Koester writes, “… Kant’s walk is often invoked but rarely specified.  A walk is like a manual, a way to engage in space, a recipe to follow but also to improvise with, allowing for drifting, losing oneself.”




And so, at the end of last week I found myself in downtown Los Angeles drifting and improvising, trying to follow in some of the footsteps of Charlton Heston, as taken in the The Omega Man, based on Richard Matheson’s novel I Am Legend.  Charlton, playing Robert Neville, is nearly but not quite the last man on earth, but most of the ones that remain are zombie-ish vampire types.  I admit I get slightly lost on the detail.


Tracking Charlton Heston is certainly easier than tracking Kant, not least because one or two online movie obsessives have already done some of the spade work.  Everyone says how much downtown LA has been revitalized but there are still some amazing pockets of neglect and desolation.  I happened to walk along Skid Row, and amid the many homeless people there was an old black man with dreadlocks who was carrying a hammer, and thought that the tarmac of the road needed a lot of hammering, which he duly delivered.

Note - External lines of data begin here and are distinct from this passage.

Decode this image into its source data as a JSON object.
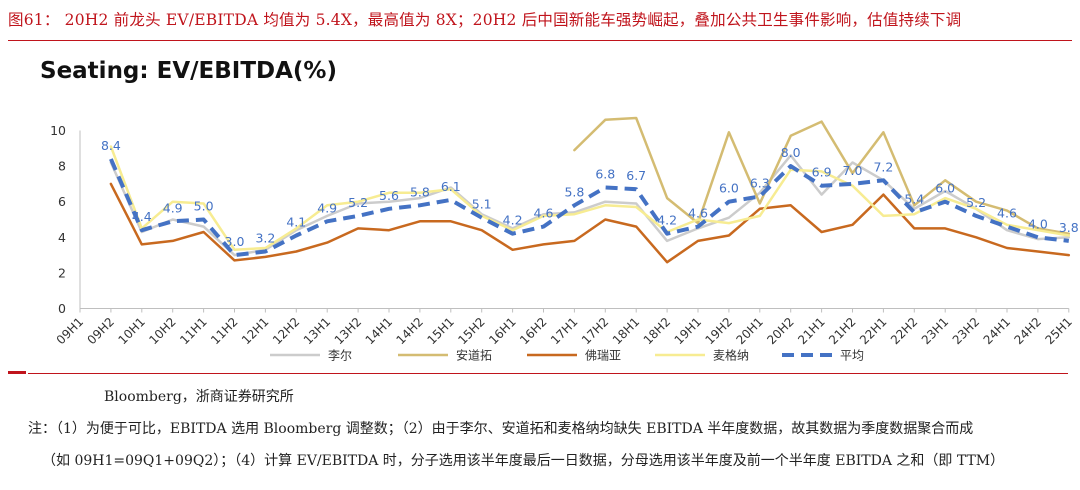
{
  "figure_title": "图61：  20H2 前龙头 EV/EBITDA 均值为 5.4X，最高值为 8X；20H2 后中国新能车强势崛起，叠加公共卫生事件影响，估值持续下调",
  "source": "Bloomberg，浙商证券研究所",
  "notes": [
    "注：（1）为便于可比，EBITDA 选用 Bloomberg 调整数；（2）由于李尔、安道拓和麦格纳均缺失 EBITDA 半年度数据，故其数据为季度数据聚合而成",
    "（如 09H1=09Q1+09Q2）；（4）计算 EV/EBITDA 时，分子选用该半年度最后一日数据，分母选用该半年度及前一个半年度 EBITDA 之和（即 TTM）"
  ],
  "chart_data": {
    "type": "line",
    "title": "Seating: EV/EBITDA(%)",
    "xlabel": "",
    "ylabel": "",
    "ylim": [
      0,
      10
    ],
    "yticks": [
      "0",
      "2",
      "4",
      "6",
      "8",
      "10"
    ],
    "grid": false,
    "legend_position": "bottom",
    "categories": [
      "09H1",
      "09H2",
      "10H1",
      "10H2",
      "11H1",
      "11H2",
      "12H1",
      "12H2",
      "13H1",
      "13H2",
      "14H1",
      "14H2",
      "15H1",
      "15H2",
      "16H1",
      "16H2",
      "17H1",
      "17H2",
      "18H1",
      "18H2",
      "19H1",
      "19H2",
      "20H1",
      "20H2",
      "21H1",
      "21H2",
      "22H1",
      "22H2",
      "23H1",
      "23H2",
      "24H1",
      "24H2",
      "25H1"
    ],
    "series": [
      {
        "name": "李尔",
        "color": "#cccccc",
        "style": "solid",
        "values": [
          null,
          8.2,
          4.3,
          5.0,
          4.6,
          3.0,
          3.3,
          4.4,
          5.2,
          5.9,
          6.0,
          6.2,
          6.8,
          5.3,
          4.5,
          5.3,
          5.4,
          6.0,
          5.9,
          3.8,
          4.5,
          5.1,
          6.5,
          8.6,
          6.4,
          8.2,
          7.2,
          5.6,
          6.6,
          5.6,
          4.4,
          3.9,
          4.0
        ]
      },
      {
        "name": "安道拓",
        "color": "#d4bc72",
        "style": "solid",
        "values": [
          null,
          null,
          null,
          null,
          null,
          null,
          null,
          null,
          null,
          null,
          null,
          null,
          null,
          null,
          null,
          null,
          8.9,
          10.6,
          10.7,
          6.2,
          4.8,
          9.9,
          5.9,
          9.7,
          10.5,
          7.6,
          9.9,
          5.8,
          7.2,
          6.0,
          5.5,
          4.5,
          4.2
        ]
      },
      {
        "name": "佛瑞亚",
        "color": "#c8691f",
        "style": "solid",
        "values": [
          null,
          7.0,
          3.6,
          3.8,
          4.3,
          2.7,
          2.9,
          3.2,
          3.7,
          4.5,
          4.4,
          4.9,
          4.9,
          4.4,
          3.3,
          3.6,
          3.8,
          5.0,
          4.6,
          2.6,
          3.8,
          4.1,
          5.6,
          5.8,
          4.3,
          4.7,
          6.4,
          4.5,
          4.5,
          4.0,
          3.4,
          3.2,
          3.0
        ]
      },
      {
        "name": "麦格纳",
        "color": "#f7ec92",
        "style": "solid",
        "values": [
          null,
          9.1,
          4.5,
          6.0,
          5.9,
          3.3,
          3.4,
          4.5,
          5.8,
          6.0,
          6.5,
          6.5,
          6.7,
          5.2,
          4.4,
          5.2,
          5.3,
          5.8,
          5.7,
          4.3,
          5.0,
          4.8,
          5.2,
          7.8,
          7.7,
          6.9,
          5.2,
          5.3,
          6.2,
          5.6,
          4.7,
          4.4,
          4.1
        ]
      },
      {
        "name": "平均",
        "color": "#4472c4",
        "style": "dashed",
        "values": [
          null,
          8.4,
          4.4,
          4.9,
          5.0,
          3.0,
          3.2,
          4.1,
          4.9,
          5.2,
          5.6,
          5.8,
          6.1,
          5.1,
          4.2,
          4.6,
          5.8,
          6.8,
          6.7,
          4.2,
          4.6,
          6.0,
          6.3,
          8.0,
          6.9,
          7.0,
          7.2,
          5.4,
          6.0,
          5.2,
          4.6,
          4.0,
          3.8
        ]
      }
    ],
    "data_labels": {
      "series": "平均",
      "labels": [
        "",
        "8.4",
        "4.4",
        "4.9",
        "5.0",
        "3.0",
        "3.2",
        "4.1",
        "4.9",
        "5.2",
        "5.6",
        "5.8",
        "6.1",
        "5.1",
        "4.2",
        "4.6",
        "5.8",
        "6.8",
        "6.7",
        "4.2",
        "4.6",
        "6.0",
        "6.3",
        "8.0",
        "6.9",
        "7.0",
        "7.2",
        "5.4",
        "6.0",
        "5.2",
        "4.6",
        "4.0",
        "3.8"
      ]
    }
  }
}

Above is Charlton Heston walking along Santee Street, and below is the street as it is is today.  Some buildings are gone, some spruced up, but the basic structure is perfectly recognizable from the movie. This is the building at the end of the street that Heston's walking towards.



 Then there’s the Olympic movie theater where Heston goes repeatedly to watch Woodstock (your guess is as good as mine). 

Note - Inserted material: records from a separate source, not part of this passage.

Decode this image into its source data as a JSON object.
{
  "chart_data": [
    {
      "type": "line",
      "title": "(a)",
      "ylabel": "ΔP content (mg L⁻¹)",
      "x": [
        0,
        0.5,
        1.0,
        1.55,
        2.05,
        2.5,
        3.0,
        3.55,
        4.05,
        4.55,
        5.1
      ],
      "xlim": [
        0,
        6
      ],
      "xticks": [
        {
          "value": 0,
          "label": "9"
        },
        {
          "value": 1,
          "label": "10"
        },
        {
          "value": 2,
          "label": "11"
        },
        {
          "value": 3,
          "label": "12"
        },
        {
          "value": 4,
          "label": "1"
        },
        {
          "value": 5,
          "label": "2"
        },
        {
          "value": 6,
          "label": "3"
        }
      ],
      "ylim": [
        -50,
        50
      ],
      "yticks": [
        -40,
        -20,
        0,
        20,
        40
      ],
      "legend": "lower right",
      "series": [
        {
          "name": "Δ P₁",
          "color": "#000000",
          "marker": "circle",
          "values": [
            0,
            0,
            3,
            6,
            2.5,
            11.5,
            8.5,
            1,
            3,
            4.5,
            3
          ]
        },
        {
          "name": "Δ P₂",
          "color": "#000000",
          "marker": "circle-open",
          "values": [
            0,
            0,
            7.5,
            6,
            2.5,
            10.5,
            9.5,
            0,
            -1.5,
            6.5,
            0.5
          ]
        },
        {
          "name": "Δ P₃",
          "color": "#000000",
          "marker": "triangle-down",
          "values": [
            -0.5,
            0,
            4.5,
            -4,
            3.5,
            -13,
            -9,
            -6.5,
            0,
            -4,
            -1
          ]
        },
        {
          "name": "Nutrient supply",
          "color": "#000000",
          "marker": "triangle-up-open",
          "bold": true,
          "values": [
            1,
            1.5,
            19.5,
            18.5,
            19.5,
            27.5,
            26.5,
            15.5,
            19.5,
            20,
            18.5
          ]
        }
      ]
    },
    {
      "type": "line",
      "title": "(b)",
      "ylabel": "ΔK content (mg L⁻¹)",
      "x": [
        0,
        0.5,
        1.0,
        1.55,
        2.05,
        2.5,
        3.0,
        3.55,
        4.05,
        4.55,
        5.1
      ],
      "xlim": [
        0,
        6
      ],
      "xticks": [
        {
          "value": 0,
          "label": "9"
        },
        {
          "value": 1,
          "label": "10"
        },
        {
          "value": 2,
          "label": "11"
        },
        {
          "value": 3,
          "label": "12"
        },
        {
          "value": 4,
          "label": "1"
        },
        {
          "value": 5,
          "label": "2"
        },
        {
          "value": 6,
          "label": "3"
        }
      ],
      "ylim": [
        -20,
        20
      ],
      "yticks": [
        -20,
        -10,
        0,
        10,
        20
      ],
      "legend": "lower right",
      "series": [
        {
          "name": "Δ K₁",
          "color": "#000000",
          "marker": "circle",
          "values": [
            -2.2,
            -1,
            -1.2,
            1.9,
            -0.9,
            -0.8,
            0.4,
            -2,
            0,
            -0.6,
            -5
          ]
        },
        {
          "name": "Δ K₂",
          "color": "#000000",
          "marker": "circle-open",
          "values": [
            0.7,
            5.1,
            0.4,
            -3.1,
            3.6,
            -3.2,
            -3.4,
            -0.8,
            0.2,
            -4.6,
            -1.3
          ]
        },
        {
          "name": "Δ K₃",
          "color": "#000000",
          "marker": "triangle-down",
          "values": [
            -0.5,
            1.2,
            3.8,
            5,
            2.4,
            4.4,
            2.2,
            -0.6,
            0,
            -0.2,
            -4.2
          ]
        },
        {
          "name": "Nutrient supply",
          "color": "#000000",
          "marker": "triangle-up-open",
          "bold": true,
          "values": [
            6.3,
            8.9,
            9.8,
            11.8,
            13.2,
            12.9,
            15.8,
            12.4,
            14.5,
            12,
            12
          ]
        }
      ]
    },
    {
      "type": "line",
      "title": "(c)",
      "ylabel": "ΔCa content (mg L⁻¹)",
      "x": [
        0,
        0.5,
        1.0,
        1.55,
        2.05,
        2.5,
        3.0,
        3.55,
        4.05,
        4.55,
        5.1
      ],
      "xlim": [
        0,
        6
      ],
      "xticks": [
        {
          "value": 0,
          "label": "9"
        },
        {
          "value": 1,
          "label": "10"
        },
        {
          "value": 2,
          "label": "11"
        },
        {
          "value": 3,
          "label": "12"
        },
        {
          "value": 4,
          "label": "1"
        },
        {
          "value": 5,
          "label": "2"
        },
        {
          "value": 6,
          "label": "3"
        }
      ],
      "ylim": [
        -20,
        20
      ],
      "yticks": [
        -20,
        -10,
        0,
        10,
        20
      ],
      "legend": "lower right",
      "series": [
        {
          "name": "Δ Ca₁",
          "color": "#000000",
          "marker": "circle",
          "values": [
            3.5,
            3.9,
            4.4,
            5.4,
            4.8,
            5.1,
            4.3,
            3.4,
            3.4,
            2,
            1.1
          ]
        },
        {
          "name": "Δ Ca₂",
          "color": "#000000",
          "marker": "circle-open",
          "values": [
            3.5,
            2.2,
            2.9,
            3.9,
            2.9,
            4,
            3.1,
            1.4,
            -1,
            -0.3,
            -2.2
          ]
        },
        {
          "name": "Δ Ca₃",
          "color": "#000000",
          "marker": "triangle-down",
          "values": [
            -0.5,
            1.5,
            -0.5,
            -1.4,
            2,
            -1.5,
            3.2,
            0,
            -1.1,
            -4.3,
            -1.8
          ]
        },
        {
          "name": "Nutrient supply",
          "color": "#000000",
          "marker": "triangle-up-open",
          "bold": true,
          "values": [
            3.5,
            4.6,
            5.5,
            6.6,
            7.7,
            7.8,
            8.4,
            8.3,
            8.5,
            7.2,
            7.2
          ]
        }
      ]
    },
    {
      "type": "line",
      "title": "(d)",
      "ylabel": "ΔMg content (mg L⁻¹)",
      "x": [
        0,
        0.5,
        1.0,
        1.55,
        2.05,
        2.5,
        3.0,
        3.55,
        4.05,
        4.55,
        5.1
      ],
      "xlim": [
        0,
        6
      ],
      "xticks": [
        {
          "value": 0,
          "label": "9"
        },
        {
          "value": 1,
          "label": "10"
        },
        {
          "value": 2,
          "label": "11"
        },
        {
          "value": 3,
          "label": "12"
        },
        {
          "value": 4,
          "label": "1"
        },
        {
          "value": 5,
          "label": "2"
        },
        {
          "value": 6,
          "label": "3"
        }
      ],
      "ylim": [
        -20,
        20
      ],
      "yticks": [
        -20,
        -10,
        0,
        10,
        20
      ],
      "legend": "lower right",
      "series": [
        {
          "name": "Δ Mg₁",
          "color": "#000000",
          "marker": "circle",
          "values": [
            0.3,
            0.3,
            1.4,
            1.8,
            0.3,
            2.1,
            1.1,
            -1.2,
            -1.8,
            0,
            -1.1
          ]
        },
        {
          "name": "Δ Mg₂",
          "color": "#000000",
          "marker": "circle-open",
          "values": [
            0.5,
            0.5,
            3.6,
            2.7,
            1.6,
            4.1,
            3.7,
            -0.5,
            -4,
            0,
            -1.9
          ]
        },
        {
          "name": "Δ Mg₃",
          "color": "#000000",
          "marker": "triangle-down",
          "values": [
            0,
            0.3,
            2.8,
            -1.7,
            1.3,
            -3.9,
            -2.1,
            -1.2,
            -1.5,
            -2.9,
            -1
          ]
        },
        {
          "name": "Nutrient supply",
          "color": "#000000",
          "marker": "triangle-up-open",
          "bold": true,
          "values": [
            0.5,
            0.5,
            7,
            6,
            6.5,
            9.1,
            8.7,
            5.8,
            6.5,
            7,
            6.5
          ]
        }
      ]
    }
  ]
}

Not sure if the resolution's good enough, but there's a fallout shelter sign to the right of the theateris frontage.  The place is now a store selling elaborate decorative furnishings - complete with a sign that says everything must go – but the place where movie titles could de displayed is still intact.


And here, not very far away, is a remnant from a now closed down jewelry store, once so successful they could even replace the sidewalk.  I'd definitely have had that in the movie.


 And then, completely untouched as far as I could tell, exactly as in the movie, although with new buildings in the distance, is the Water and Power building at First Street and Hope.


It’s hard to see the building from many of the surrounding streets because it’s right behind Gehry’s Disney Hall, and of course in the normal run of events, you’re not likely to go there unless you have some business concerning water and power.  However, and this is truly a wonder, the building is surrounded by water – it’s MOATED – with a bridge, though not a drawbridge as far as I could tell.


At the end of the afternoon I went into the Last Book Store, a huge and I hope not doomed enterprise, and found a used copy of The Image Of The City by Kevin Lynch, a 1960s city planner, and a pioneer of one psychogeography according to some sources, a book which contains this terrific passages:  “It must be granted that there is some value in mystification, labyrinth or surprise in the environment ... This is so, however, only under two conditions.  First, there must be no danger of losing basic form or orientation, of never coming out … Furthermore, the labyrinth or mystery must in itself have some form that can be explored and in time be apprehended.  Complete chaos without a hint of connection is never pleasurable.”  Something I suspect that we could all agree on, Imannuel Kant and Charlton Heston, included.